J・D・サリンジャー著 野崎 孝訳 新潮文庫
中村 うさぎさんと佐藤 優さんがお2人共にオススメしていた本、私はサリンジャーはどうしても「キャッチャー」の印象が強くて、1人称の青春ものを想像していたのですが、非常に緻密な構成でびっくりしました。もっとも「キャッチャー」を読んだのも高校生くらいだったのであくまで印象の話しですけれど。もしかすると今読むとかなり変わった印象を持つのかも知れません、というくらいサリンジャーの上手さを感じました。
フラニーという短編とゾーイーとう短編の2つで出来上がっている短篇集なんですが、グラース家という家族の物語でもあります。グラース家の末の妹であるフラニーの身に起こった僅か数時間の出来事と、その数日後にフラニーと過ごした兄であるゾーイーとの数時間を描いた連作短編です。
グラース家は長男で家族の精神的支柱であるシーモア、小説家のテディ、長女のブーブー、双子のウォルトとウェーカー、役者のゾーイー、そして末娘のフラニーです。この小説の設定は1955年の11月、この時フラニーは大学生、ゾーイーは5歳年上で役者として生活しています。
秋が深まる中、同じく大学生のレーンは駅のホームでガールフレンドのフラニーが来るのを待っています。寒い中ホームに立つレーンが取り出したフラニーからの手紙つ綴られている言葉をもう1度目で追ってから、再会するレーンとフラニー。週末を楽しく過ごそうとする2人の会話のトーンが徐々に変わっていくのですが・・・という冒頭の「フラニー」。
ずいぶん以前に綴られた次兄であるテディから来た手紙をバスルームで読み返すゾーイーと、「フラニー」で語られた話しの後に実家に帰ってきたフラニーとの短くも非常に深く様々な事柄を扱った会話と描写を見せる「ゾーイー」という連作短編です。
少しネタバレも含んでいます、なので未読の方は出来ればご遠慮いただきたいですが、仮に結末を知っていたとしても決して作品の鑑賞の妨げにはならない緻密さがあると思います。

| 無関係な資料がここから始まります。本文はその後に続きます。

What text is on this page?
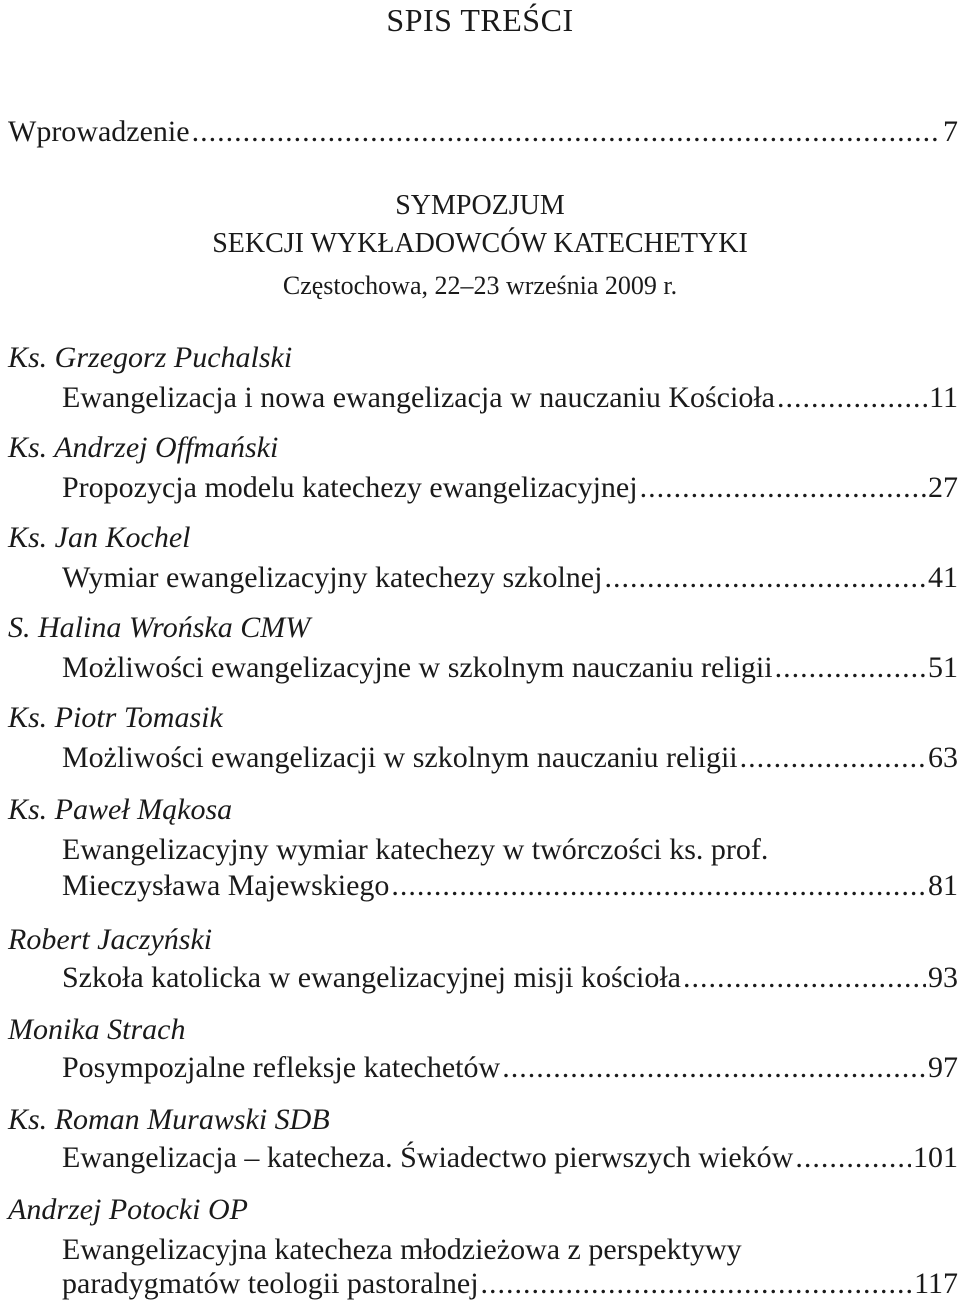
SPIS TREŚCI
Wprowadzenie .....	7
SYMPOZJUM
SEKCJI WYKŁADOWCÓW KATECHETYKI
Częstochowa, 22–23 września 2009 r.
Ks. Grzegorz Puchalski
Ewangelizacja i nowa ewangelizacja w nauczaniu Kościoła .....	11
Ks. Andrzej Offmański
Propozycja modelu katechezy ewangelizacyjnej .....	27
Ks. Jan Kochel
Wymiar ewangelizacyjny katechezy szkolnej .....	41
S. Halina Wrońska CMW
Możliwości ewangelizacyjne w szkolnym nauczaniu religii .....	51
Ks. Piotr Tomasik
Możliwości ewangelizacji w szkolnym nauczaniu religii .....	63
Ks. Paweł Mąkosa
Ewangelizacyjny wymiar katechezy w twórczości ks. prof.
Mieczysława Majewskiego .....	81
Robert Jaczyński
Szkoła katolicka w ewangelizacyjnej misji kościoła .....	93
Monika Strach
Posympozjalne refleksje katechetów .....	97
Ks. Roman Murawski SDB
Ewangelizacja – katecheza. Świadectwo pierwszych wieków .....	101
Andrzej Potocki OP
Ewangelizacyjna katecheza młodzieżowa z perspektywy
paradygmatów teologii pastoralnej .....	117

しかし、出来ればまっさらな状態で先入観なく楽しみたい、という方は注意してください。
レーンというちょっとお高く止まったいけ好かない感じの、知識をひけらかし、またひけらかしている、という自覚のない鼻持ちならなさを非常に上手く描いているんですが、その描き方からして非常にヒロガリある、想像を遊ばせる余地を心地良く残したやり方で、個人的に気に入りました。情景を描き、その上でレーンの佇まい、あるいはホームでの同級生とのたわいない会話や、服装などから既にレーンという青年の独りよがりさのようなものを醸し出し、フラニーとの関係性を上手く理解させられます。フラニーのなんとか2人の間の空気を軽やかなものにしようという意識もあるものの、とある本を読み、兄であり、グラース兄弟の上に死して尚存在するシーモアの支配(というと言いすぎなんでしょうけれど、あくまで自主性を考慮したゆるい支配)からくる鋭い考察で「見えてしまう」レーンの底の浅さに苛立ちを感じ、抑えることのできない憔悴感を吐き出してしまうことで、レーンを通して実は同じように(レベルは違えど死んでしまったシーモアの聡明さや、言われるまでもなく神という絶対的存在から見れば所詮は同じような存在である)自分に向かっての態度なのだということに気が付き言葉をなくしていくフラニー。その過程を情景でも、服装や場面でも、そして描写でも見せてクレッシェンドで切る構成は、短編として素晴らしい余韻を生んでいると思います。
そして問題提起をし、その回答とも言うべき短編「ゾーイー」で見事な結末を生む伏線の数々もまた素晴らしかったです。特に「フラニー」のヒロガリと対照的に「ゾーイー」での緻密な伏線の貼り方、回収の仕方には練られた構成を感じました。もちろんキリスト教的解釈の全てを理解出来ているとも言えませんし、差し込まれる様々な賢者の言葉そのものの文脈的なものは知らないものも多く、十全たる理解があるとは言えませんが、その見せ方や賢者の言葉の数々の力強さが、説得力あります。また、テディの手紙を読むシーンから母親であるベシーとの会話に至る中での様々な伏線を貼ると同時にグラース家の歴史と関係性を描くやり方が好きです。そして1度はフラニーの説得に失敗し、シーモアとテディの部屋へと入るゾーイーの行為が良かったです。最後の何か常識が覆されるようなカタルシスも素晴らしかったと思います、汎神論を見せる懐の深さの強さがあったと思います。
サリンジャーは「キャッチャー」しか読んだことがない、という人に、オススメ致します。